Tout a commencé six mois plus tôt. J’avais rencontré Victoria sur une application de rencontres. Son profil m’avait tout de suite attiré : une photo d’elle devant la fontaine Saint-Michel, un sourire éclatant, et cette phrase : « Cherche quelqu’un qui aime les livres et les balades sous la pluie. » J’ai su que je devais lui écrire. Très vite, nos échanges sont devenus quotidiens, puis passionnés. Elle m’a parlé de ses études de lettres à la Sorbonne, de ses rêves d’écrire un roman, de ses week-ends à la campagne chez ses grands-parents à Angers. Moi, j’ai choisi de rester vague sur ma vie. J’ai dit que je travaillais dans une petite agence de communication, que je vivais dans un studio à Belleville, que je galérais un peu comme tout le monde.

La vérité, c’est que je suis le fils unique d’une famille aisée du XVIe arrondissement. Mon père, François Dubois, dirige une entreprise familiale prospère depuis trois générations. Ma mère, Hélène, est avocate. J’ai grandi dans le confort, entouré de tableaux et de livres rares. Mais j’ai toujours eu peur que l’argent attire les mauvaises personnes. Alors, avec Victoria, j’ai voulu faire un pari : cacher qui j’étais vraiment pour voir si elle m’aimait pour moi.

Au début, c’était grisant. Je découvrais la vie autrement : les courses au Franprix du coin, les soirées pizzas devant Netflix, les balades dans le parc des Buttes-Chaumont au lieu des dîners étoilés. Victoria riait de mes maladresses en cuisine, me taquinait sur mon accent snob quand je prononçais certains mots. Je me sentais vivant, léger. Mais plus notre relation avançait, plus le mensonge me pesait.
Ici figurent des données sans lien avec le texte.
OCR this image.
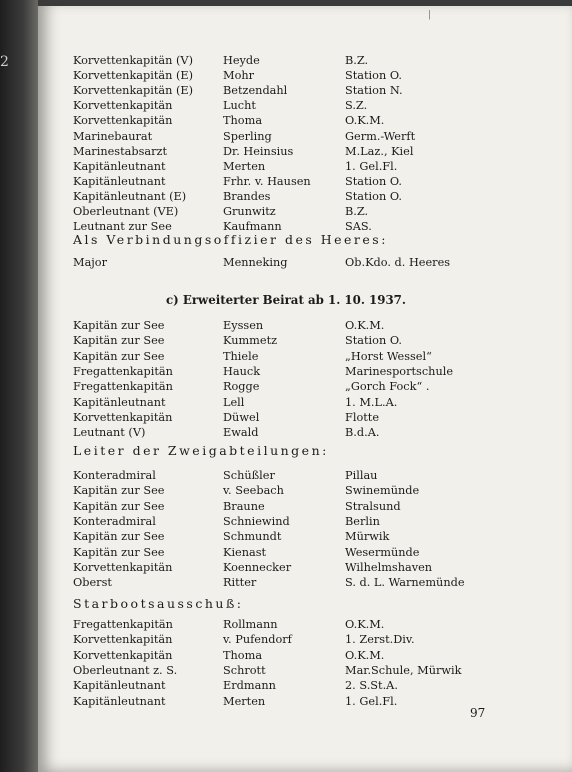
2
|
Korvettenkapitän (V)	Heyde	B.Z.
Korvettenkapitän (E)	Mohr	Station O.
Korvettenkapitän (E)	Betzendahl	Station N.
Korvettenkapitän	Lucht	S.Z.
Korvettenkapitän	Thoma	O.K.M.
Marinebaurat	Sperling	Germ.-Werft
Marinestabsarzt	Dr. Heinsius	M.Laz., Kiel
Kapitänleutnant	Merten	1. Gel.Fl.
Kapitänleutnant	Frhr. v. Hausen	Station O.
Kapitänleutnant (E)	Brandes	Station O.
Oberleutnant (VE)	Grunwitz	B.Z.
Leutnant zur See	Kaufmann	SAS.
Als Verbindungsoffizier des Heeres:
Major	Menneking	Ob.Kdo. d. Heeres
c) Erweiterter Beirat ab 1. 10. 1937.
Kapitän zur See	Eyssen	O.K.M.
Kapitän zur See	Kummetz	Station O.
Kapitän zur See	Thiele	„Horst Wessel“
Fregattenkapitän	Hauck	Marinesportschule
Fregattenkapitän	Rogge	„Gorch Fock“ .
Kapitänleutnant	Lell	1. M.L.A.
Korvettenkapitän	Düwel	Flotte
Leutnant (V)	Ewald	B.d.A.
Leiter der Zweigabteilungen:
Konteradmiral	Schüßler	Pillau
Kapitän zur See	v. Seebach	Swinemünde
Kapitän zur See	Braune	Stralsund
Konteradmiral	Schniewind	Berlin
Kapitän zur See	Schmundt	Mürwik
Kapitän zur See	Kienast	Wesermünde
Korvettenkapitän	Koennecker	Wilhelmshaven
Oberst	Ritter	S. d. L. Warnemünde
Starbootsausschuß:
Fregattenkapitän	Rollmann	O.K.M.
Korvettenkapitän	v. Pufendorf	1. Zerst.Div.
Korvettenkapitän	Thoma	O.K.M.
Oberleutnant z. S.	Schrott	Mar.Schule, Mürwik
Kapitänleutnant	Erdmann	2. S.St.A.
Kapitänleutnant	Merten	1. Gel.Fl.
97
Un soir, elle m’a présenté à sa famille à Angers. Sa mère, une femme chaleureuse au regard franc, m’a posé mille questions sur mon enfance. J’ai esquivé tant bien que mal. Son père m’a offert un verre de vin et m’a parlé de ses difficultés à maintenir son exploitation agricole à flot. J’ai ressenti une honte sourde : moi qui n’avais jamais manqué de rien, je mentais à ces gens sincères.

De retour à Paris, Victoria a commencé à poser des questions. « Tu ne parles jamais de ta famille… Tu n’as pas de photos chez toi ? » J’ai inventé des excuses : parents divorcés, relations compliquées… Elle a hoché la tête sans insister mais j’ai vu le doute s’installer dans ses yeux.

Le jour où tout a éclaté reste gravé dans ma mémoire. J’étais au bureau quand ma mère m’a appelé : « Paul, tu as oublié ton portefeuille chez nous hier soir. Je te l’apporte ? » J’ai paniqué. Victoria devait passer chez moi ce soir-là. J’ai supplié ma mère de ne pas venir mais elle a insisté.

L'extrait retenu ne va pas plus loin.